Focusing on what matters most

Benjardin Gärtner

Benjardin Gärtner has been head of equity portfolio management at Union Investment since 2015. He is a member of the Union Investment Committee (UIC). The UIC formulates Union Investment’s capital market strategy on a monthly basis, thereby setting out a framework for the tactical management of the funds by individual portfolio managers.

Stock picking during difficult market phases

The question of whether it is more lucrative to invest in a share index or a concentrated portfolio is not new. However, the advantages of broad diversification usually come at a hefty price for investors. Firstly because index investments often generate lower returns, and secondly because far fewer stocks are actually needed to create a sufficiently diversified portfolio than you might think.

Advocates of broadly diversified index investments always claim that risks are minimised under their approach. That makes sense at first glance. After all, someone who invests in the MSCI World, for example, has a portfolio containing more than 1,600 equities. As a result, problems at individual companies are of less consequence. This is undoubtedly true. On the other hand, a fund that is too broadly based cannot achieve the same performance that would be possible if it contained only the best companies. Investment legend Warren Buffett succinctly expressed the criticism of a portfolio that is too diversified as follows: “Diversification is an insurance policy against ignorance. It doesn’t make sense for someone who knows what they’re doing.”

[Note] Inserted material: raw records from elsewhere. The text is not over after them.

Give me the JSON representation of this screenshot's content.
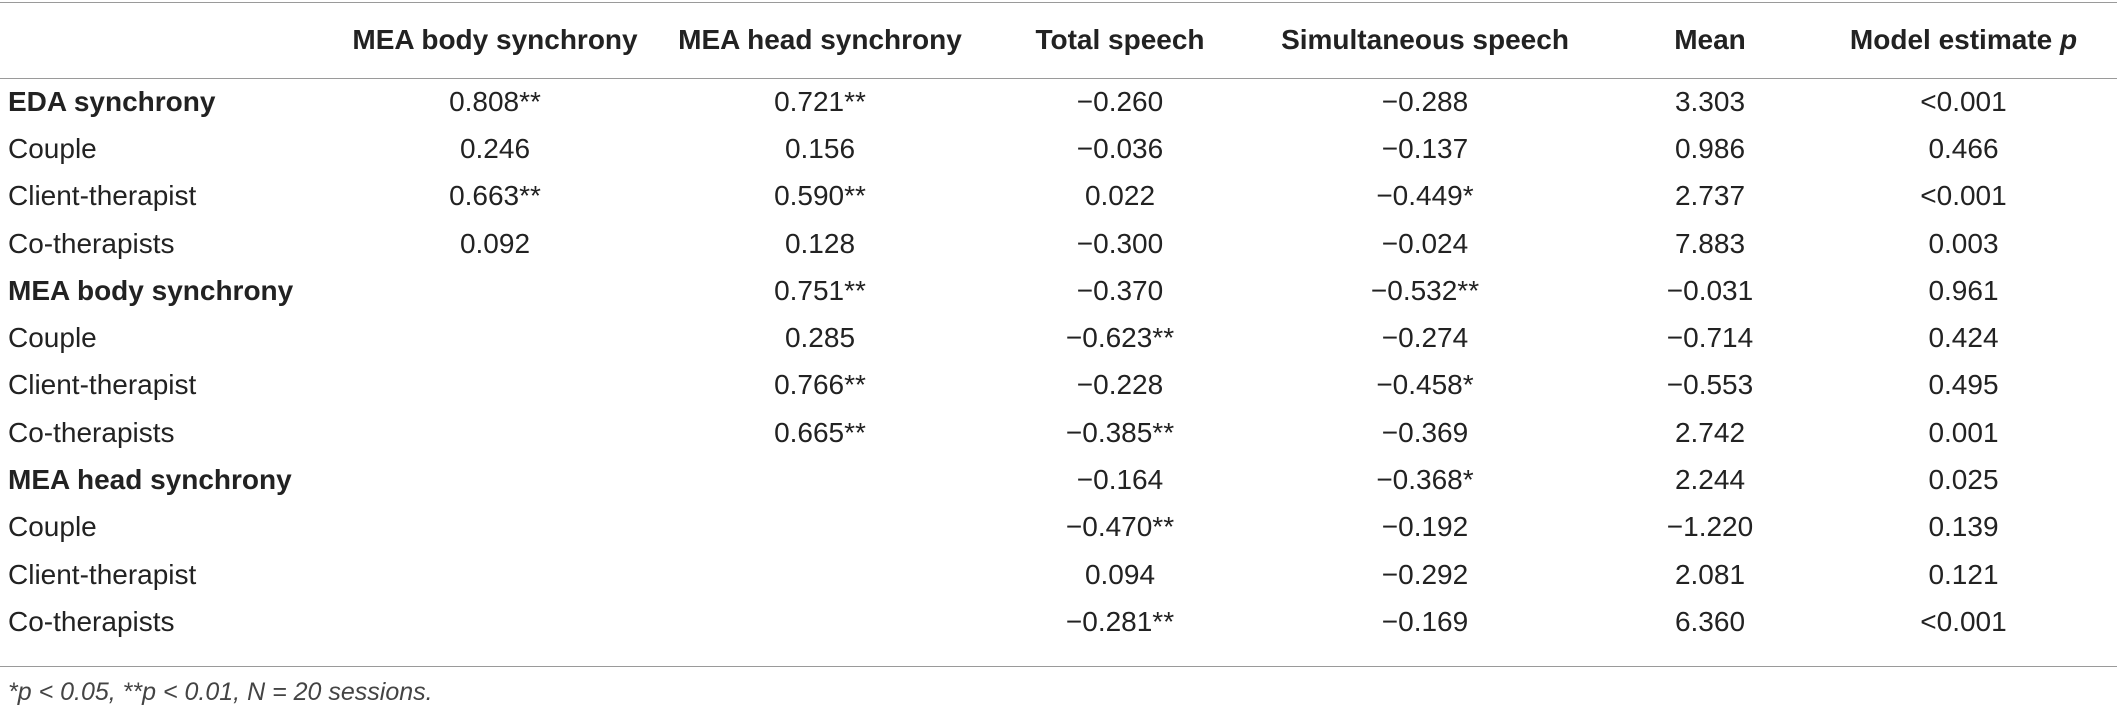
{
  "table": {
    "headers": [
      "",
      "MEA body synchrony",
      "MEA head synchrony",
      "Total speech",
      "Simultaneous speech",
      "Mean",
      "Model estimate p"
    ],
    "rows": [
      {
        "label": "EDA synchrony",
        "bold": true,
        "cells": [
          "0.808**",
          "0.721**",
          "−0.260",
          "−0.288",
          "3.303",
          "<0.001"
        ]
      },
      {
        "label": "Couple",
        "bold": false,
        "cells": [
          "0.246",
          "0.156",
          "−0.036",
          "−0.137",
          "0.986",
          "0.466"
        ]
      },
      {
        "label": "Client-therapist",
        "bold": false,
        "cells": [
          "0.663**",
          "0.590**",
          "0.022",
          "−0.449*",
          "2.737",
          "<0.001"
        ]
      },
      {
        "label": "Co-therapists",
        "bold": false,
        "cells": [
          "0.092",
          "0.128",
          "−0.300",
          "−0.024",
          "7.883",
          "0.003"
        ]
      },
      {
        "label": "MEA body synchrony",
        "bold": true,
        "cells": [
          "",
          "0.751**",
          "−0.370",
          "−0.532**",
          "−0.031",
          "0.961"
        ]
      },
      {
        "label": "Couple",
        "bold": false,
        "cells": [
          "",
          "0.285",
          "−0.623**",
          "−0.274",
          "−0.714",
          "0.424"
        ]
      },
      {
        "label": "Client-therapist",
        "bold": false,
        "cells": [
          "",
          "0.766**",
          "−0.228",
          "−0.458*",
          "−0.553",
          "0.495"
        ]
      },
      {
        "label": "Co-therapists",
        "bold": false,
        "cells": [
          "",
          "0.665**",
          "−0.385**",
          "−0.369",
          "2.742",
          "0.001"
        ]
      },
      {
        "label": "MEA head synchrony",
        "bold": true,
        "cells": [
          "",
          "",
          "−0.164",
          "−0.368*",
          "2.244",
          "0.025"
        ]
      },
      {
        "label": "Couple",
        "bold": false,
        "cells": [
          "",
          "",
          "−0.470**",
          "−0.192",
          "−1.220",
          "0.139"
        ]
      },
      {
        "label": "Client-therapist",
        "bold": false,
        "cells": [
          "",
          "",
          "0.094",
          "−0.292",
          "2.081",
          "0.121"
        ]
      },
      {
        "label": "Co-therapists",
        "bold": false,
        "cells": [
          "",
          "",
          "−0.281**",
          "−0.169",
          "6.360",
          "<0.001"
        ]
      }
    ]
  },
  "footnote": "*p < 0.05, **p < 0.01, N = 20 sessions."
}
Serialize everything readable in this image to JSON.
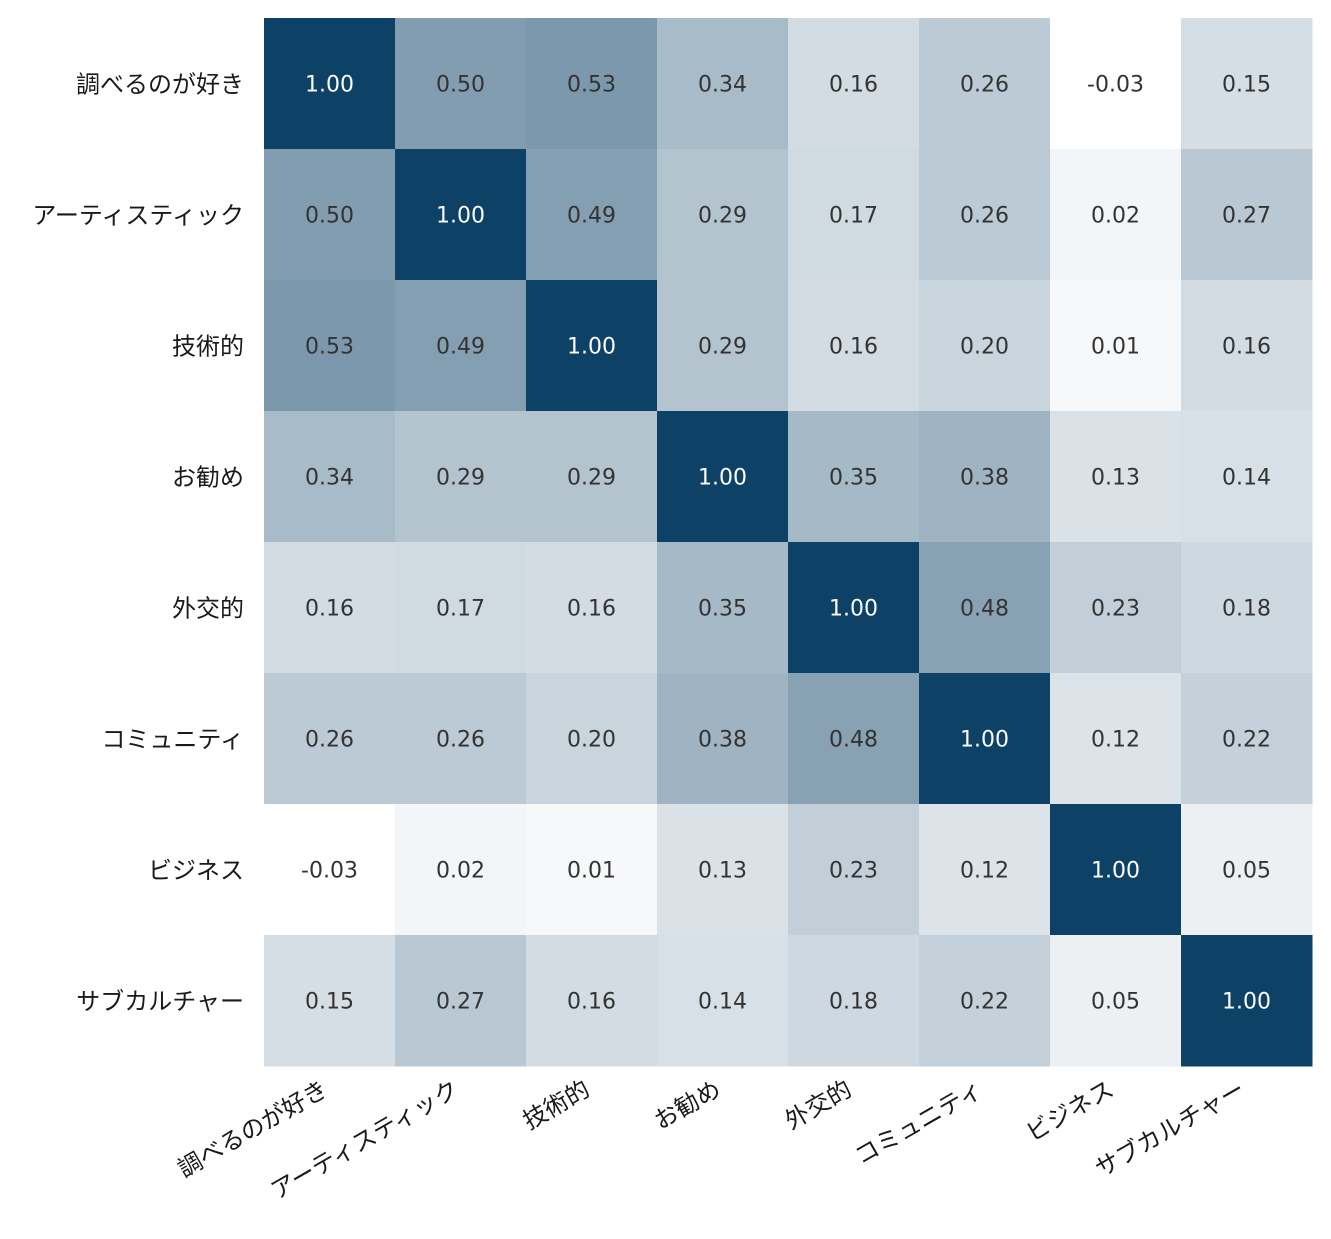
{
  "chart_data": {
    "type": "heatmap",
    "title": "",
    "xlabel": "",
    "ylabel": "",
    "row_labels": [
      "調べるのが好き",
      "アーティスティック",
      "技術的",
      "お勧め",
      "外交的",
      "コミュニティ",
      "ビジネス",
      "サブカルチャー"
    ],
    "col_labels": [
      "調べるのが好き",
      "アーティスティック",
      "技術的",
      "お勧め",
      "外交的",
      "コミュニティ",
      "ビジネス",
      "サブカルチャー"
    ],
    "values": [
      [
        1.0,
        0.5,
        0.53,
        0.34,
        0.16,
        0.26,
        -0.03,
        0.15
      ],
      [
        0.5,
        1.0,
        0.49,
        0.29,
        0.17,
        0.26,
        0.02,
        0.27
      ],
      [
        0.53,
        0.49,
        1.0,
        0.29,
        0.16,
        0.2,
        0.01,
        0.16
      ],
      [
        0.34,
        0.29,
        0.29,
        1.0,
        0.35,
        0.38,
        0.13,
        0.14
      ],
      [
        0.16,
        0.17,
        0.16,
        0.35,
        1.0,
        0.48,
        0.23,
        0.18
      ],
      [
        0.26,
        0.26,
        0.2,
        0.38,
        0.48,
        1.0,
        0.12,
        0.22
      ],
      [
        -0.03,
        0.02,
        0.01,
        0.13,
        0.23,
        0.12,
        1.0,
        0.05
      ],
      [
        0.15,
        0.27,
        0.16,
        0.14,
        0.18,
        0.22,
        0.05,
        1.0
      ]
    ],
    "value_labels": [
      [
        "1.00",
        "0.50",
        "0.53",
        "0.34",
        "0.16",
        "0.26",
        "-0.03",
        "0.15"
      ],
      [
        "0.50",
        "1.00",
        "0.49",
        "0.29",
        "0.17",
        "0.26",
        "0.02",
        "0.27"
      ],
      [
        "0.53",
        "0.49",
        "1.00",
        "0.29",
        "0.16",
        "0.20",
        "0.01",
        "0.16"
      ],
      [
        "0.34",
        "0.29",
        "0.29",
        "1.00",
        "0.35",
        "0.38",
        "0.13",
        "0.14"
      ],
      [
        "0.16",
        "0.17",
        "0.16",
        "0.35",
        "1.00",
        "0.48",
        "0.23",
        "0.18"
      ],
      [
        "0.26",
        "0.26",
        "0.20",
        "0.38",
        "0.48",
        "1.00",
        "0.12",
        "0.22"
      ],
      [
        "-0.03",
        "0.02",
        "0.01",
        "0.13",
        "0.23",
        "0.12",
        "1.00",
        "0.05"
      ],
      [
        "0.15",
        "0.27",
        "0.16",
        "0.14",
        "0.18",
        "0.22",
        "0.05",
        "1.00"
      ]
    ],
    "color_low": "#ffffff",
    "color_high": "#0e4166",
    "text_color_dark": "#333333",
    "text_color_light": "#ffffff",
    "grid": false,
    "legend": "none"
  }
}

Concentrated portfolios are sufficiently diversified

  • Dwindling advantage of diversification
    (Monthly difference (+/-) between the performance of the equity portfolio and that of the broad equity market index (S&P 500) between 1960 and 2001)
    Source: Daniel J. Burnside, The American Association of Individual Investors, 2004.
  • Source: Daniel J. Burnside, The American Association of Individual Investors, 2004.

What many people do not realise is that hundreds of stocks are not required in order to sufficiently diversify a portfolio and protect against problems with individual securities. Academic studies have found that a fund is well-diversified if it contains more than 45 companies. The risk is around 85 per cent less compared with an investment in a single security. For an investor with 100 different equities, this figure is 89 per cent. Moreover, diversification effects can be achieved in a concentrated portfolio by examining the volatility of each individual security and adding in paper with different profiles. In this way, risk is reduced not through quantitative but through qualitative diversification, achieved by combining cyclical luxury goods manufacturers with defensive utility companies.

Furthermore, a concentrated and actively managed portfolio can deliver a whole host of advantages. Fund managers holding paper from just 50 or 60 companies have a far deeper insight into the quality of those companies and are thus better placed to forecast their business prospects. They can also maintain closer contact with the companies’ senior management, helping the fund managers to understand the business more clearly and develop a good sense of the competitive situation. This enables fund managers to secure an information advantage and to anticipate adverse events, such as profit warnings.

Numerous academic studies have proved this. They show that concentrated approaches are indeed capable of generating a superior return compared with a broadly diversified portfolio. Among those to highlight this finding were the authors of the study ‘On the Industry Concentration of Actively Managed Equity Mutual Funds’ in an article for the respected Journal of Finance. They examined a group of 1,770 mutual funds and categorised them according to the degree of diversification. They found that concentrated portfolios comfortably outperformed broadly diversified portfolios. The authors mainly attribute this success to the information advantage enjoyed by focused managers.

The return of the stock-pickers

Such capabilities are likely to become particularly valuable in the near future, because an increasingly bitter wind is blowing through the markets. A concentrated portfolio of carefully selected single securities can be invaluable to investors in a challenging market environment. After all, there are always individual companies that can buck the trend, even when stock markets are going through a rough patch. It is the job of stock-pickers to find these companies. The term refers to equity investors that specialise in selecting precisely the right stocks and conducting in-depth analysis of companies so that they can pick out the best securities from among the many possible investments.

So instead of buying from the broad market unseen, stock-pickers focus on a manageable number of companies that they can then analyse in detail. This is a challenging task given that the investment universe contains several thousand listed companies. When selecting securities, it is essential to look at the quality of the business model, the capabilities of senior management and the valuation. As a rule, experienced stock-pickers look for undervalued stocks, i.e. shares that are cheaper than those of similar companies in the same sector. They then analyse these companies in order to find a trigger that will push the share price higher and eliminate the undervaluation. Such triggers include faster revenue growth resulting from an innovative product, a change of management or a shift in the line of business that wins over investors.

Disciplined selling also vital

Companies that satisfy all three investment criteria are of course rare but are much more likely to outperform the market as a whole. In any case, investors must be highly disciplined both when they are seeking out the right shares and when they come to sell them again. Once the price of a share exceeds a predefined threshold, it must be removed from the portfolio (provided the other parameters remain unchanged). This is also an important part of successful stock-picking, even though it can sometimes be hard to do.

 

Unless otherwise noted, all Information and illustrations are as at 25 February 2019.